Kerugian negara yang ditimbulkan dalam kasus suap pengurusan APBN Kementerian Pekerjaan Umum dan Perumahan Rakyat (PUPR) tahun 2016 untuk proyek jalan di Maluku terbilang besar, yakni mencapai miliar rupiah.
Komisi Pemberantasan Korupsi (KPK) pun didesak untuk membongkar tuntas kasus yang telah menyeret empat tersangka, di antaranya anggota Komisi V DPR dari Fraksi PDI Perjuangan yang kini dipecat, Damayanti Wisnu Putranti.
Direktur Eksekutif Voxpol Center, Pangi Syarwi Chaniago mensinyalir kemungkinan ada tersangka baru yang bisa ditetapkan KPK, utamanya dari unsur pimpinan Komisi V dan beberapa anggota DPR lain.
"Jangan sampai opini yang terbangun di mata publik, KPK nggak transparan mengungkap kasus ini, nampak ditutup rapat," tandasnya.

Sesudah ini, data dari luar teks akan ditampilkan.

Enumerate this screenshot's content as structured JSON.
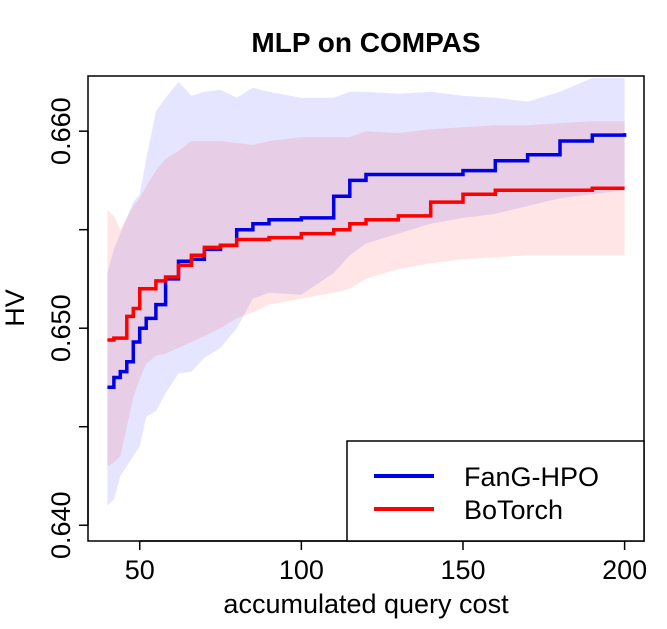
{
  "chart_data": {
    "type": "line",
    "title": "MLP on COMPAS",
    "xlabel": "accumulated query cost",
    "ylabel": "HV",
    "xlim": [
      34,
      206
    ],
    "ylim": [
      0.6392,
      0.6628
    ],
    "x_ticks": [
      50,
      100,
      150,
      200
    ],
    "x_tick_labels": [
      "50",
      "100",
      "150",
      "200"
    ],
    "y_ticks": [
      0.64,
      0.645,
      0.65,
      0.655,
      0.66
    ],
    "y_tick_labels": [
      "0.640",
      "",
      "0.650",
      "",
      "0.660"
    ],
    "grid": false,
    "legend_position": "bottom-right",
    "series": [
      {
        "name": "FanG-HPO",
        "color": "#0000e6",
        "band_color": "#0000ff",
        "x": [
          40,
          42,
          44,
          46,
          48,
          50,
          52,
          55,
          58,
          62,
          66,
          70,
          75,
          80,
          85,
          90,
          100,
          110,
          115,
          120,
          130,
          140,
          150,
          160,
          170,
          180,
          190,
          200
        ],
        "mean": [
          0.647,
          0.6475,
          0.6478,
          0.6483,
          0.6493,
          0.65,
          0.6505,
          0.6512,
          0.6525,
          0.6534,
          0.6535,
          0.654,
          0.6542,
          0.655,
          0.6553,
          0.6555,
          0.6556,
          0.6567,
          0.6575,
          0.6578,
          0.6578,
          0.6578,
          0.658,
          0.6585,
          0.6588,
          0.6595,
          0.6598,
          0.6599
        ],
        "upper": [
          0.6528,
          0.654,
          0.6548,
          0.6556,
          0.6564,
          0.6568,
          0.6586,
          0.661,
          0.6617,
          0.6625,
          0.6618,
          0.662,
          0.6621,
          0.6617,
          0.6622,
          0.662,
          0.6617,
          0.6617,
          0.662,
          0.662,
          0.6619,
          0.662,
          0.6618,
          0.6617,
          0.6615,
          0.662,
          0.6627,
          0.6627
        ],
        "lower": [
          0.641,
          0.6413,
          0.6425,
          0.643,
          0.6435,
          0.644,
          0.6455,
          0.6458,
          0.6467,
          0.6477,
          0.6478,
          0.6485,
          0.649,
          0.65,
          0.6515,
          0.6518,
          0.6517,
          0.6528,
          0.6537,
          0.6543,
          0.6548,
          0.6553,
          0.6556,
          0.6558,
          0.6562,
          0.6566,
          0.6568,
          0.657
        ]
      },
      {
        "name": "BoTorch",
        "color": "#ff0000",
        "band_color": "#ff0000",
        "x": [
          40,
          42,
          44,
          46,
          48,
          50,
          52,
          55,
          58,
          62,
          66,
          70,
          75,
          80,
          85,
          90,
          100,
          110,
          115,
          120,
          130,
          140,
          150,
          160,
          170,
          180,
          190,
          200
        ],
        "mean": [
          0.6494,
          0.6495,
          0.6495,
          0.6506,
          0.651,
          0.652,
          0.652,
          0.6524,
          0.6526,
          0.6532,
          0.6537,
          0.6541,
          0.6542,
          0.6545,
          0.6545,
          0.6546,
          0.6548,
          0.655,
          0.6553,
          0.6555,
          0.6557,
          0.6564,
          0.6568,
          0.657,
          0.657,
          0.657,
          0.6571,
          0.6571
        ],
        "upper": [
          0.656,
          0.6557,
          0.655,
          0.6556,
          0.6562,
          0.6566,
          0.6572,
          0.658,
          0.6586,
          0.659,
          0.6595,
          0.6595,
          0.6595,
          0.6594,
          0.6593,
          0.6595,
          0.6597,
          0.6597,
          0.6597,
          0.66,
          0.6599,
          0.6601,
          0.6602,
          0.6603,
          0.6603,
          0.6604,
          0.6605,
          0.6605
        ],
        "lower": [
          0.643,
          0.6432,
          0.6435,
          0.645,
          0.6465,
          0.6474,
          0.6482,
          0.6486,
          0.6487,
          0.649,
          0.6493,
          0.6496,
          0.65,
          0.6505,
          0.6508,
          0.6512,
          0.6515,
          0.6518,
          0.652,
          0.6525,
          0.653,
          0.6533,
          0.6535,
          0.6536,
          0.6537,
          0.6537,
          0.6537,
          0.6537
        ]
      }
    ]
  }
}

Untuk diketahui, dalam dugaan suap proyek Kementrian PUPR, sebelumnya KPK telah memeriksa Ketua Komisi V dari fraksi Partai Gerindra Fary Djemy Francis, Wakil Ketua Komisi V dari fraksi Partai Demokrat Michael Wattimena sebagai saksi untuk tersangka, termasuk Damayanti Wisnu Putranti.

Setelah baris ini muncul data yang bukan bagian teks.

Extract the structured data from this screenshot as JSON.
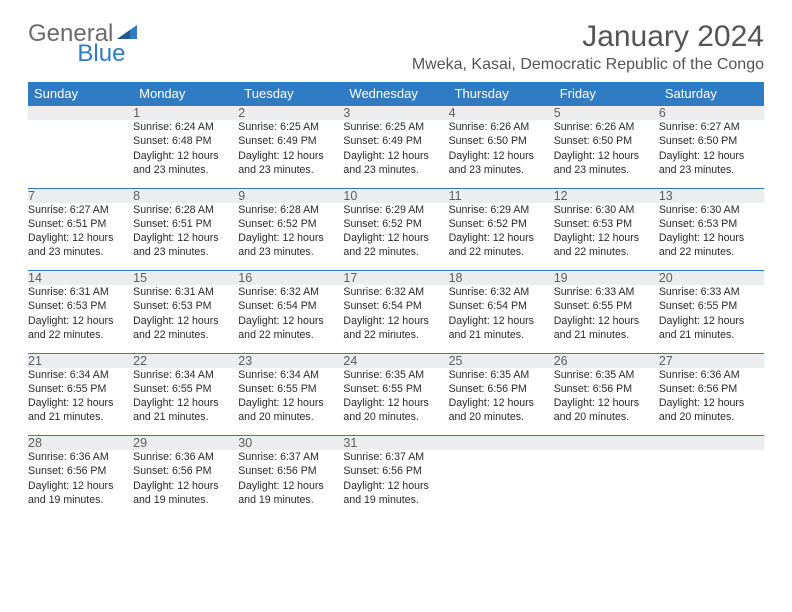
{
  "logo": {
    "text1": "General",
    "text2": "Blue"
  },
  "title": "January 2024",
  "location": "Mweka, Kasai, Democratic Republic of the Congo",
  "colors": {
    "header_bg": "#2f7cc4",
    "header_fg": "#ffffff",
    "daynum_bg": "#ecedee",
    "row_divider": "#2f7cc4",
    "logo_gray": "#6b6b6b",
    "logo_blue": "#2f7cc4",
    "body_text": "#2a2a2a"
  },
  "day_headers": [
    "Sunday",
    "Monday",
    "Tuesday",
    "Wednesday",
    "Thursday",
    "Friday",
    "Saturday"
  ],
  "weeks": [
    {
      "nums": [
        "",
        "1",
        "2",
        "3",
        "4",
        "5",
        "6"
      ],
      "cells": [
        null,
        {
          "sunrise": "Sunrise: 6:24 AM",
          "sunset": "Sunset: 6:48 PM",
          "day1": "Daylight: 12 hours",
          "day2": "and 23 minutes."
        },
        {
          "sunrise": "Sunrise: 6:25 AM",
          "sunset": "Sunset: 6:49 PM",
          "day1": "Daylight: 12 hours",
          "day2": "and 23 minutes."
        },
        {
          "sunrise": "Sunrise: 6:25 AM",
          "sunset": "Sunset: 6:49 PM",
          "day1": "Daylight: 12 hours",
          "day2": "and 23 minutes."
        },
        {
          "sunrise": "Sunrise: 6:26 AM",
          "sunset": "Sunset: 6:50 PM",
          "day1": "Daylight: 12 hours",
          "day2": "and 23 minutes."
        },
        {
          "sunrise": "Sunrise: 6:26 AM",
          "sunset": "Sunset: 6:50 PM",
          "day1": "Daylight: 12 hours",
          "day2": "and 23 minutes."
        },
        {
          "sunrise": "Sunrise: 6:27 AM",
          "sunset": "Sunset: 6:50 PM",
          "day1": "Daylight: 12 hours",
          "day2": "and 23 minutes."
        }
      ]
    },
    {
      "nums": [
        "7",
        "8",
        "9",
        "10",
        "11",
        "12",
        "13"
      ],
      "cells": [
        {
          "sunrise": "Sunrise: 6:27 AM",
          "sunset": "Sunset: 6:51 PM",
          "day1": "Daylight: 12 hours",
          "day2": "and 23 minutes."
        },
        {
          "sunrise": "Sunrise: 6:28 AM",
          "sunset": "Sunset: 6:51 PM",
          "day1": "Daylight: 12 hours",
          "day2": "and 23 minutes."
        },
        {
          "sunrise": "Sunrise: 6:28 AM",
          "sunset": "Sunset: 6:52 PM",
          "day1": "Daylight: 12 hours",
          "day2": "and 23 minutes."
        },
        {
          "sunrise": "Sunrise: 6:29 AM",
          "sunset": "Sunset: 6:52 PM",
          "day1": "Daylight: 12 hours",
          "day2": "and 22 minutes."
        },
        {
          "sunrise": "Sunrise: 6:29 AM",
          "sunset": "Sunset: 6:52 PM",
          "day1": "Daylight: 12 hours",
          "day2": "and 22 minutes."
        },
        {
          "sunrise": "Sunrise: 6:30 AM",
          "sunset": "Sunset: 6:53 PM",
          "day1": "Daylight: 12 hours",
          "day2": "and 22 minutes."
        },
        {
          "sunrise": "Sunrise: 6:30 AM",
          "sunset": "Sunset: 6:53 PM",
          "day1": "Daylight: 12 hours",
          "day2": "and 22 minutes."
        }
      ]
    },
    {
      "nums": [
        "14",
        "15",
        "16",
        "17",
        "18",
        "19",
        "20"
      ],
      "cells": [
        {
          "sunrise": "Sunrise: 6:31 AM",
          "sunset": "Sunset: 6:53 PM",
          "day1": "Daylight: 12 hours",
          "day2": "and 22 minutes."
        },
        {
          "sunrise": "Sunrise: 6:31 AM",
          "sunset": "Sunset: 6:53 PM",
          "day1": "Daylight: 12 hours",
          "day2": "and 22 minutes."
        },
        {
          "sunrise": "Sunrise: 6:32 AM",
          "sunset": "Sunset: 6:54 PM",
          "day1": "Daylight: 12 hours",
          "day2": "and 22 minutes."
        },
        {
          "sunrise": "Sunrise: 6:32 AM",
          "sunset": "Sunset: 6:54 PM",
          "day1": "Daylight: 12 hours",
          "day2": "and 22 minutes."
        },
        {
          "sunrise": "Sunrise: 6:32 AM",
          "sunset": "Sunset: 6:54 PM",
          "day1": "Daylight: 12 hours",
          "day2": "and 21 minutes."
        },
        {
          "sunrise": "Sunrise: 6:33 AM",
          "sunset": "Sunset: 6:55 PM",
          "day1": "Daylight: 12 hours",
          "day2": "and 21 minutes."
        },
        {
          "sunrise": "Sunrise: 6:33 AM",
          "sunset": "Sunset: 6:55 PM",
          "day1": "Daylight: 12 hours",
          "day2": "and 21 minutes."
        }
      ]
    },
    {
      "nums": [
        "21",
        "22",
        "23",
        "24",
        "25",
        "26",
        "27"
      ],
      "cells": [
        {
          "sunrise": "Sunrise: 6:34 AM",
          "sunset": "Sunset: 6:55 PM",
          "day1": "Daylight: 12 hours",
          "day2": "and 21 minutes."
        },
        {
          "sunrise": "Sunrise: 6:34 AM",
          "sunset": "Sunset: 6:55 PM",
          "day1": "Daylight: 12 hours",
          "day2": "and 21 minutes."
        },
        {
          "sunrise": "Sunrise: 6:34 AM",
          "sunset": "Sunset: 6:55 PM",
          "day1": "Daylight: 12 hours",
          "day2": "and 20 minutes."
        },
        {
          "sunrise": "Sunrise: 6:35 AM",
          "sunset": "Sunset: 6:55 PM",
          "day1": "Daylight: 12 hours",
          "day2": "and 20 minutes."
        },
        {
          "sunrise": "Sunrise: 6:35 AM",
          "sunset": "Sunset: 6:56 PM",
          "day1": "Daylight: 12 hours",
          "day2": "and 20 minutes."
        },
        {
          "sunrise": "Sunrise: 6:35 AM",
          "sunset": "Sunset: 6:56 PM",
          "day1": "Daylight: 12 hours",
          "day2": "and 20 minutes."
        },
        {
          "sunrise": "Sunrise: 6:36 AM",
          "sunset": "Sunset: 6:56 PM",
          "day1": "Daylight: 12 hours",
          "day2": "and 20 minutes."
        }
      ]
    },
    {
      "nums": [
        "28",
        "29",
        "30",
        "31",
        "",
        "",
        ""
      ],
      "cells": [
        {
          "sunrise": "Sunrise: 6:36 AM",
          "sunset": "Sunset: 6:56 PM",
          "day1": "Daylight: 12 hours",
          "day2": "and 19 minutes."
        },
        {
          "sunrise": "Sunrise: 6:36 AM",
          "sunset": "Sunset: 6:56 PM",
          "day1": "Daylight: 12 hours",
          "day2": "and 19 minutes."
        },
        {
          "sunrise": "Sunrise: 6:37 AM",
          "sunset": "Sunset: 6:56 PM",
          "day1": "Daylight: 12 hours",
          "day2": "and 19 minutes."
        },
        {
          "sunrise": "Sunrise: 6:37 AM",
          "sunset": "Sunset: 6:56 PM",
          "day1": "Daylight: 12 hours",
          "day2": "and 19 minutes."
        },
        null,
        null,
        null
      ]
    }
  ]
}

Dalam sidang Tipikor Senin (11/4) lalu, Damayanti mengakui adanya
fee dari dana aspirasi sudah dijatahkan untuk pimpinan fraksi, ketua kelompok fraksi (kapoksi) dan anggota Komisi.
DWP mengaku masing-masing anggota mendapat jatah maksimal Rp 50 miliar, kapoksi maksimal Rp 100 miliar.

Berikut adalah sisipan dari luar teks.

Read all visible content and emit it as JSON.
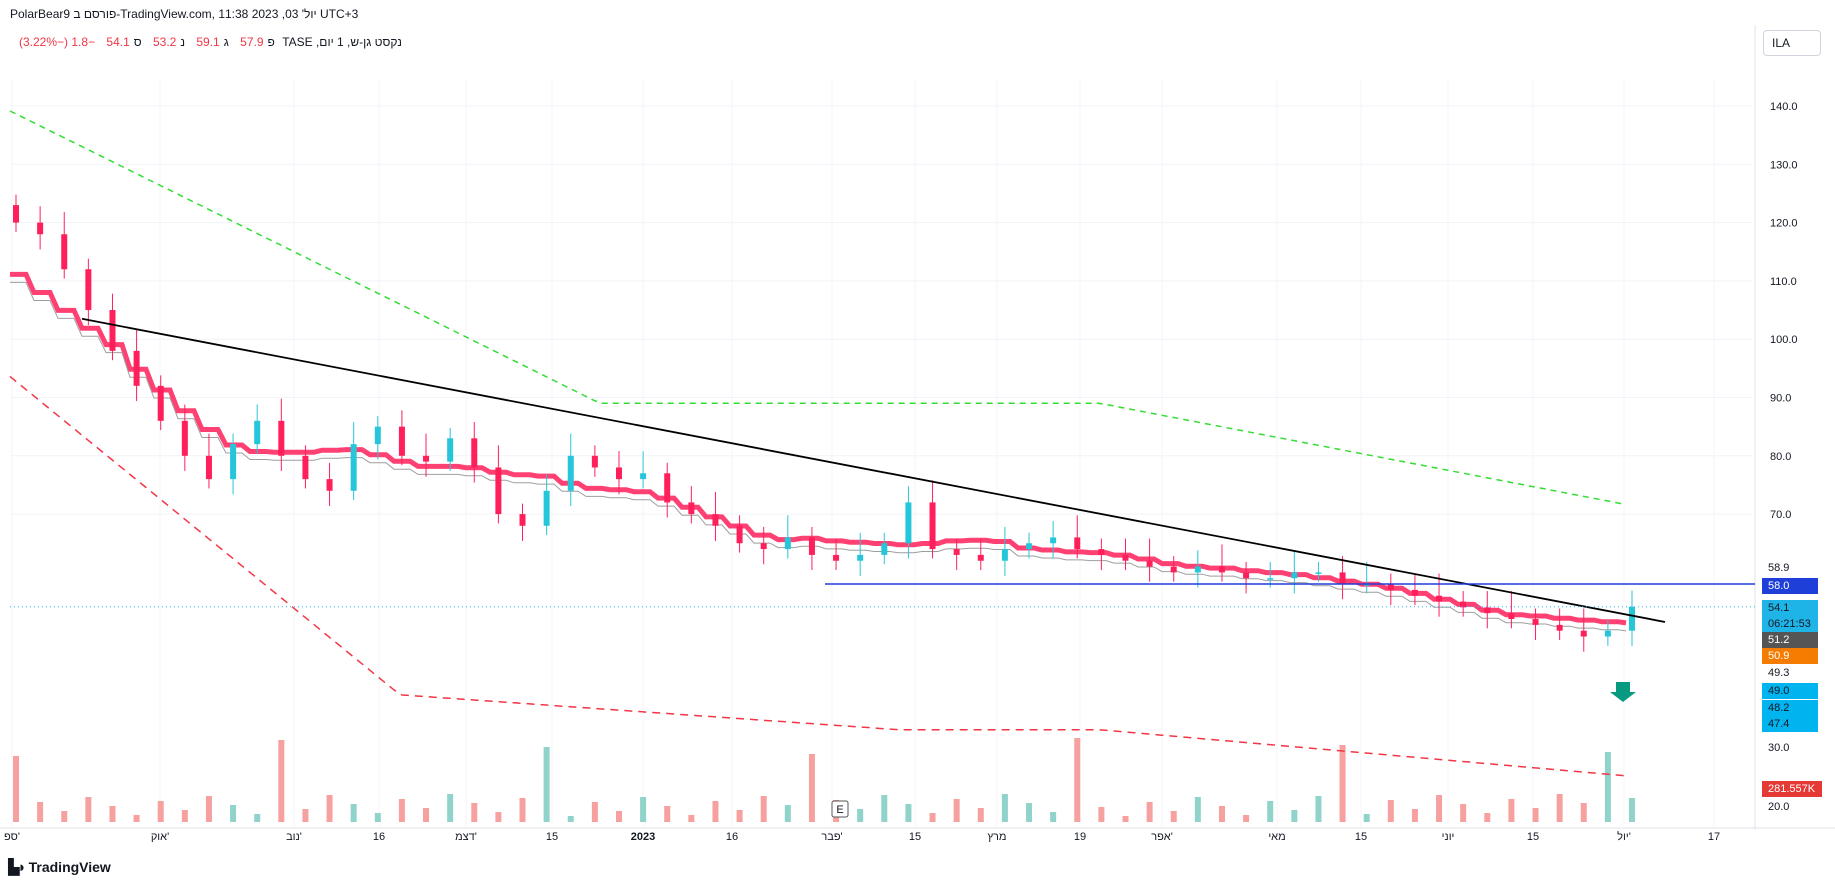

"Untuk pimpinan saya kurang tahu. Kami diberikan dari kapoksi, kapoksi dari pimpinan. Saya nilainya Rp 41 miliar," ujar DWP.
"Di situ ada Fahri Prancis (Ketua Komisi V), Michael Wattimena (Wakil Ketua Komisi V), pimpinan yang saya lihat empat, yang saya baca empat. Anggota yang saya lihat ada Pak Bakri (HM Bakri), Musa (Musa Zainuddin), saya, Budi (Budi Supriyanto), Yoseph Umar Hadi," urainya.
Diketahui dalam dakwaan Direktur Utama PT Windhu Tunggal Utama Abdul Khoir disebut memberikan uang yang seluruhnya berjumlah Rp 21,28 miliar; 1,674 juta dolar Singapura dan 72.727 dolar AS kepada Amran Hi Mustary selaku kepala Balai Pelaksana Jalan Nasional (BPJN) IX Maluku dan Maluku Utara, Kapoksi PAN Komisi V Andi Taufan Tiro, Kapoksi PKB Komisi V Musa Zainuddin, Damayanti dan anggota Komisi V dari fraksi Partai Golkar Budi Supriyanto. Namun hingga saat ini baru Damayanti dan Budi Supriyanto yang menjadi tersangka.
Padahal, pada sidang Tipikor untuk Senin (18/4) kemarin, Komisaris PT Cahaya Mas Perkasa So Kok Seng alias Aseng yang memberikan kesaksiannya atas terdakwa Abdul Khoir, mengaku pernah bertemu dengan anggota Komisi V DPR dari Fraksi PAN Andi Taufan Tiro di ruang kerjanya, Gedung DPR.